In the mid-1980s, the station languished in the middle of the Columbia ratings, bested by lower-power stations in similar formats, licensed to Columbia. Then-owner and General Manager John Marshall sought higher ratings and sales. He engaged consultant Dean Landsman to conduct market research and to consult the station. Under Landsman's programming (with heavy research and computer programs written by Marshall and Landsman), the station became format dominant, as well as going on to rank either number 1 or 2 in the Columbia Arbitron ratings. Landsman remained as consultant, and brought in Program Director Andre Carson. Under Carson as PD the station ranked at the top of the market.
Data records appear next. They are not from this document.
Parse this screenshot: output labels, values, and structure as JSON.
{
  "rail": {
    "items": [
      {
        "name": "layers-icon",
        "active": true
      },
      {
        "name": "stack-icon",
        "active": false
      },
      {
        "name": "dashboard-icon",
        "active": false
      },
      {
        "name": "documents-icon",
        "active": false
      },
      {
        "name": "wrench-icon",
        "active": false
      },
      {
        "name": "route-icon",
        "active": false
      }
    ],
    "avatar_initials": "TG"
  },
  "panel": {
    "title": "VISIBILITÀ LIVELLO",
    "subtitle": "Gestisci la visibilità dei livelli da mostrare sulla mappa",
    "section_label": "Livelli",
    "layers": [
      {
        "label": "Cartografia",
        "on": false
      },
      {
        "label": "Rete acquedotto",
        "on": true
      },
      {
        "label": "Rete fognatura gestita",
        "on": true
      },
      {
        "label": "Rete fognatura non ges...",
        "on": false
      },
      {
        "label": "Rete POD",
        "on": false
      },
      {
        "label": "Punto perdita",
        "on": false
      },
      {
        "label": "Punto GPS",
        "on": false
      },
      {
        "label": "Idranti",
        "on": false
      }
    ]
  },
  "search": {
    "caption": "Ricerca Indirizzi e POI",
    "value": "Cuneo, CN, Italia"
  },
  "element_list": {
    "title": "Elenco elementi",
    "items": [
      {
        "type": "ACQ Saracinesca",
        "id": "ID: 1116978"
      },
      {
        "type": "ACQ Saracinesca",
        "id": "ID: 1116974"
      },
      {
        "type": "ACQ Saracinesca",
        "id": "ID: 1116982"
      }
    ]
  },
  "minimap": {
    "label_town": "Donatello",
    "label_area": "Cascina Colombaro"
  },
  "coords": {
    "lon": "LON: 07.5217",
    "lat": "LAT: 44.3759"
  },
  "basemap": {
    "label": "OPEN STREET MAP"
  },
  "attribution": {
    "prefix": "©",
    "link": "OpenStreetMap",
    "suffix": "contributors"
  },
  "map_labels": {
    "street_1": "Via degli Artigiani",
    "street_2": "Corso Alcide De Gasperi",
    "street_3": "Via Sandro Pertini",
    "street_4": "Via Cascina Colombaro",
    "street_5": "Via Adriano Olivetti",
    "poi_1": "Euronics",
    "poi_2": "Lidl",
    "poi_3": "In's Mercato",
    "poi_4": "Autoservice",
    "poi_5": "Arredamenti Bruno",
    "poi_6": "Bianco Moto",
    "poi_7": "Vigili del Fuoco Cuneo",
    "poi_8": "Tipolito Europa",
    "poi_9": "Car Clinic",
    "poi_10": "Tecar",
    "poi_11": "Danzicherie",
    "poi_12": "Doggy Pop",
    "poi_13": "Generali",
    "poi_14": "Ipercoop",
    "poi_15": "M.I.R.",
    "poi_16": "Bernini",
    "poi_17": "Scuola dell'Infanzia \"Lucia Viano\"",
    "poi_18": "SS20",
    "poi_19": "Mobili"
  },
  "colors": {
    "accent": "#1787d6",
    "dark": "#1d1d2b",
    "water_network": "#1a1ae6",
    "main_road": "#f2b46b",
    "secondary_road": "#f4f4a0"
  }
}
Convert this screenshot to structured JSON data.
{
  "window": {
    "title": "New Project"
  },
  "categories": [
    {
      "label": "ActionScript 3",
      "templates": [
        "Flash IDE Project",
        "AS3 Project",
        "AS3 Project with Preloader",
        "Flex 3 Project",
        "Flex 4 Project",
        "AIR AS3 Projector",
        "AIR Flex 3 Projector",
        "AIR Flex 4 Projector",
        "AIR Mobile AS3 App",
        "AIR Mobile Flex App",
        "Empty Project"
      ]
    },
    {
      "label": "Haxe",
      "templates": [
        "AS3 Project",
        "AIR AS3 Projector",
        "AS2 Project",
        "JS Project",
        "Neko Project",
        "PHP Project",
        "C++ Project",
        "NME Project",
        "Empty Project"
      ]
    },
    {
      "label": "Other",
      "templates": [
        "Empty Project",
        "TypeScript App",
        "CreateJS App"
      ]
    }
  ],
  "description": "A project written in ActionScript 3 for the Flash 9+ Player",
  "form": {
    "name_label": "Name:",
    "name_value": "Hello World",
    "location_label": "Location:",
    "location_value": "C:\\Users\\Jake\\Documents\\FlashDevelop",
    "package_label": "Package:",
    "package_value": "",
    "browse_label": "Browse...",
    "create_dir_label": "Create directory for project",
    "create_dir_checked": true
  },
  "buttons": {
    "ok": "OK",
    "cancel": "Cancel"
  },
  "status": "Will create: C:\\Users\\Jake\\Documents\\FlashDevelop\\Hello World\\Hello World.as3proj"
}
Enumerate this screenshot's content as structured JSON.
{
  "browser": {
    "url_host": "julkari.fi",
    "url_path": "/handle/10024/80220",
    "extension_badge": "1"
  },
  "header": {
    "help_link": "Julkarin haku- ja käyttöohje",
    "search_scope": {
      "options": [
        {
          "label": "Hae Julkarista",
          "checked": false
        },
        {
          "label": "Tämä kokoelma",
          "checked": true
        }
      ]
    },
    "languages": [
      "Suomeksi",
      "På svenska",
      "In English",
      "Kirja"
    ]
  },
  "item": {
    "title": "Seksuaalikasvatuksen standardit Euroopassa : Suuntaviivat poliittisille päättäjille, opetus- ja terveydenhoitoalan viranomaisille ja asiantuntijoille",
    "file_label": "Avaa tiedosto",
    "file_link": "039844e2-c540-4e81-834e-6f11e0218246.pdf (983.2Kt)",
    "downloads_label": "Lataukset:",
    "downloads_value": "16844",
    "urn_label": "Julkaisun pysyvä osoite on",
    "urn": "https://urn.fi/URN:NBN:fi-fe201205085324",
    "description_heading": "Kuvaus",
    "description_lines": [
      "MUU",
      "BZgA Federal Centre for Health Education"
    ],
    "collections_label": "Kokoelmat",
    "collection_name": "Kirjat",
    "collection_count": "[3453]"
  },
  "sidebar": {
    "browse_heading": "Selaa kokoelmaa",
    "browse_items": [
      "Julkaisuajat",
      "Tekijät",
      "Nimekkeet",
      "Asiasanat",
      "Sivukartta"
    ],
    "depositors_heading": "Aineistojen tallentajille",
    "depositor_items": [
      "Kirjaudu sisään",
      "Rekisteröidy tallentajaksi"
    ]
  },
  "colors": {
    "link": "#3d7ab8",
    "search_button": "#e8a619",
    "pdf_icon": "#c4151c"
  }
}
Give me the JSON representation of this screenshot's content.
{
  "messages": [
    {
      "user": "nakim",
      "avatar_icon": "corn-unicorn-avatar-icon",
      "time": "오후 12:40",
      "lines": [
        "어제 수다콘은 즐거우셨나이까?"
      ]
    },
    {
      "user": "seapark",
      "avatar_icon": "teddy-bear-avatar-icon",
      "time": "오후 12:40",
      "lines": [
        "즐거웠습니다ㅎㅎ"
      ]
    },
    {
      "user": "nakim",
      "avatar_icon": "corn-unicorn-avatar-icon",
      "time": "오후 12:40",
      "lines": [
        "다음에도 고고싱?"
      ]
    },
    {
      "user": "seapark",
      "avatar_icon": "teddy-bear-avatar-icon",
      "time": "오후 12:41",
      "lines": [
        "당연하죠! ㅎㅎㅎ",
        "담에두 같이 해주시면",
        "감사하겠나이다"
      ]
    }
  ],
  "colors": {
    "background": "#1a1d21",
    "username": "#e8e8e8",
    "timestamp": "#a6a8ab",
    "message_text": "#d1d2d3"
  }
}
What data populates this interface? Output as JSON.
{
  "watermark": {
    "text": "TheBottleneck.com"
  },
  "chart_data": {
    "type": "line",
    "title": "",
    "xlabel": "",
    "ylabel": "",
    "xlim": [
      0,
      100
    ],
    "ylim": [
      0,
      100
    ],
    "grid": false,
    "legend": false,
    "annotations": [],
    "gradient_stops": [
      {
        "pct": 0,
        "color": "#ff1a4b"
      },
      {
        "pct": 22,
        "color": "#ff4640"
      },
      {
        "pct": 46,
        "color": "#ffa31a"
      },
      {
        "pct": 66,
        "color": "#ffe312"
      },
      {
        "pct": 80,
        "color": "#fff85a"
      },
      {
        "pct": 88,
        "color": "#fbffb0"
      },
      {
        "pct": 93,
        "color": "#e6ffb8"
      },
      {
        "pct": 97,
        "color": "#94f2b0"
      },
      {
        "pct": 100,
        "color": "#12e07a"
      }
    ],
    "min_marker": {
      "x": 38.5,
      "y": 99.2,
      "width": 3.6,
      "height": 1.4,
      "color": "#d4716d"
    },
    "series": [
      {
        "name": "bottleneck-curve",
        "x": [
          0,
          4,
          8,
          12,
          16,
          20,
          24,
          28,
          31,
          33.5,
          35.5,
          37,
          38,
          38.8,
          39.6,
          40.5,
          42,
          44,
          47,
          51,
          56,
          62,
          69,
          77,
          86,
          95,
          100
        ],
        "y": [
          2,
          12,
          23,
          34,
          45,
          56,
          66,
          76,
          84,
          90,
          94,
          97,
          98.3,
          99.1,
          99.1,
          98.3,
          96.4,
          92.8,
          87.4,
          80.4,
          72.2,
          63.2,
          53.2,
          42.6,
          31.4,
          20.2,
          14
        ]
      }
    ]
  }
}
Marshall retired and put the station in the hands of Steve Paterson as GM.

By the late 1990s, long after Landsman and Carson were gone, and Marshall had sold the property, WWDM suffered a minor setback when it was outranked in listenership by new-coming urban stations WLXC (the only other Urban AC) and WHXT. WWDM, at the time, played hip hop and R&B. To curtail excessive competition, ICBC (the owners) bought WHXT, and WWDM restructured its urban contemporary format to serve the adult Black demographics.

Today, WWDM is home to two syndicated shows: The Steve Harvey Morning Show and The D.L. Hughley Show in the afternoons.

The station is owned by Alpha Media through licensee Alpha Media Licensee LLC, which also owns Urban Contemporary WHXT, Classic rock WFOX, and Hot AC WARQ in the Columbia radio market which acquired the stations in a buyout from Inner City Broadcasting Corporation.